Just Begun.
4 Capítulo 4
Notas iniciais
Acordei com o som de vozes dialogando em inglês na cozinha. A princípio até tentei identificar de quem eram, mas não conseguia me concentrar com aquela dor de cabeça insuportável. Portanto mudei o foco da minha atenção da conversa no outro cômodo e resolvi analisar a situação em que eu me encontrava: Estava com um cobertor sobre mim, que provavelmente Laís havia colocado enquanto eu estava dormindo, cabelos desgrenhados, saia amarrotada e em um estado completamente deprimente. Eu realmente havia me deixado levar pelo ocorrido de mais cedo. Entretanto resolvi que aquele fato não me incomodaria mais, eu precisava reagir. Levantei-me em um pulo e me encaminhei até a cozinha em passos lentos. Tentei me aproximar sem fazer barulho para ver o que estava acontecendo, então vi Jay e Laís conversando animados, e logo presumi que ele apareceu para pedir macarrão novamente, e não me encontrou dessa vez, então acabou por conhecer minha amiga. Decidi não atrapalhar a conversa e subi para o meu quarto para dar um jeito na minha situação de mulher fracassada.
A noite passou lentamente à medida que eu me questionava sobre o meu futuro, já que agora eu possuía total convicção de que a minha chance de conquistar aquela vaga havia fracassado, juntamente com a minha paciência. Dúvidas perambulavam pela minha mente, ao mesmo tempo em que eu tentava decidir qual era a melhor maneira de recomeçar. A minha vida profissional sempre fora a mais importante para mim, e o mínimo de vestígio de fracasso, me perturbava. Definitivamente, eu estava perdida. O tempo passava tortuosamente devagar, e a cada batida do relógio da cozinha, eu me sentia mais angustiada. Até que por enfim recebi uma mensagem de Ricardo. Minha sentença de morte que indiretamente eu estava aguardando, pensei. Finalmente poderia confirmar a minha certeza que já estava muito clara para mim. E era óbvio que ele não poderia vir me fazer uma visita e me comunicar a terrível noticia pessoalmente. Ele tinha que me mandar uma mensagem, era menos doloroso, imaginei. Minutos se passaram enquanto eu percorria os olhos por toda a tela do celular, fitando com atenção, reunindo cada fração de coragem para finalmente abrir a mensagem. E mais uma vez, as minhas certezas estavam certas, mas o que eu não previa era o que viria a seguir.

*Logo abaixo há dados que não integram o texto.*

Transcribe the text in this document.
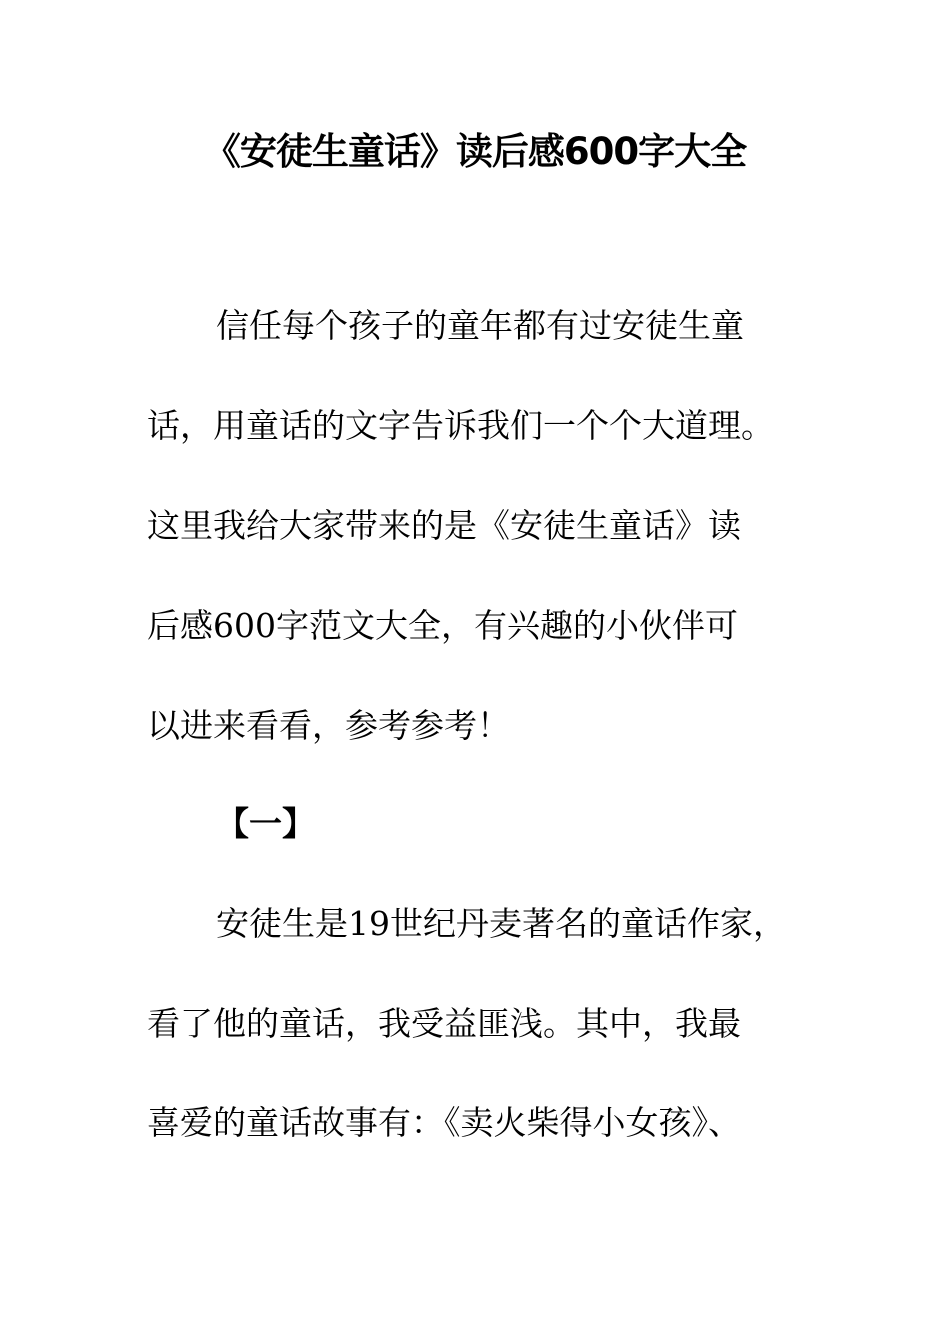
《安徒生童话》读后感600字大全
信任每个孩子的童年都有过安徒生童
话，用童话的文字告诉我们一个个大道理。
这里我给大家带来的是《安徒生童话》读
后感600字范文大全，有兴趣的小伙伴可
以进来看看，参考参考！
【一】
安徒生是19世纪丹麦著名的童话作家，
看了他的童话，我受益匪浅。其中，我最
喜爱的童话故事有：《卖火柴得小女孩》、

“O que aconteceu hoje foi péssimo, mas receio que você possa contornar a situação. Recebi um telefonema do produtor de The Wanted que amou a sua entrevista e a sua troca de olhares com o Thomas e quer você para cuidar da publicidade da banda! Não me pergunte por que ele mencionou a sua “ligação” com Thomas. Porém, imagino que isso seria maravilhoso para o seu Currículo. Encontre-me daqui uma hora e meia na cafeteria do lado do hotel, vamos conversar sobre tudo isso com ele.”
Lendo isso, eu pude sentir uma explosão de energia renovada em meio ao cansaço que me dominava. Aquilo definitivamente poderia ser uma oportunidade. Porém, não deixava de ser uma proposta inquietante. Todavia, eu não podia negar que a proposta inquietante também era atraente. Mil perguntas sem respostas vagavam pela minha cabeça enquanto eu ainda tentava entender porque, realmente o produtor de The Wanted queria que eu cuidasse da publicidade da banda, porque eu? Eu não possuía certeza alguma sobre aquela proposta. Se aquele era o caminho que eu queria seguir, se eu realmente precisava tomar uma atitude tão drástica... No entanto, a partir do momento em que Thomas me colocara naquela situação mais cedo, eu havia ficado sem opções. E aquela era a única que poderia surgir para mim, e dessa vez, eu não podia deixar o orgulho falar mais alto, não podia. Logo, a opção que mais me parecia cabível naquele momento, era verificar com os meus próprios olhos o que me aguardava. Decidi que se tivesse que ser assim, assim seria. Fugir de desafios definitivamente não era o meu estilo, e essa não seria a primeira vez.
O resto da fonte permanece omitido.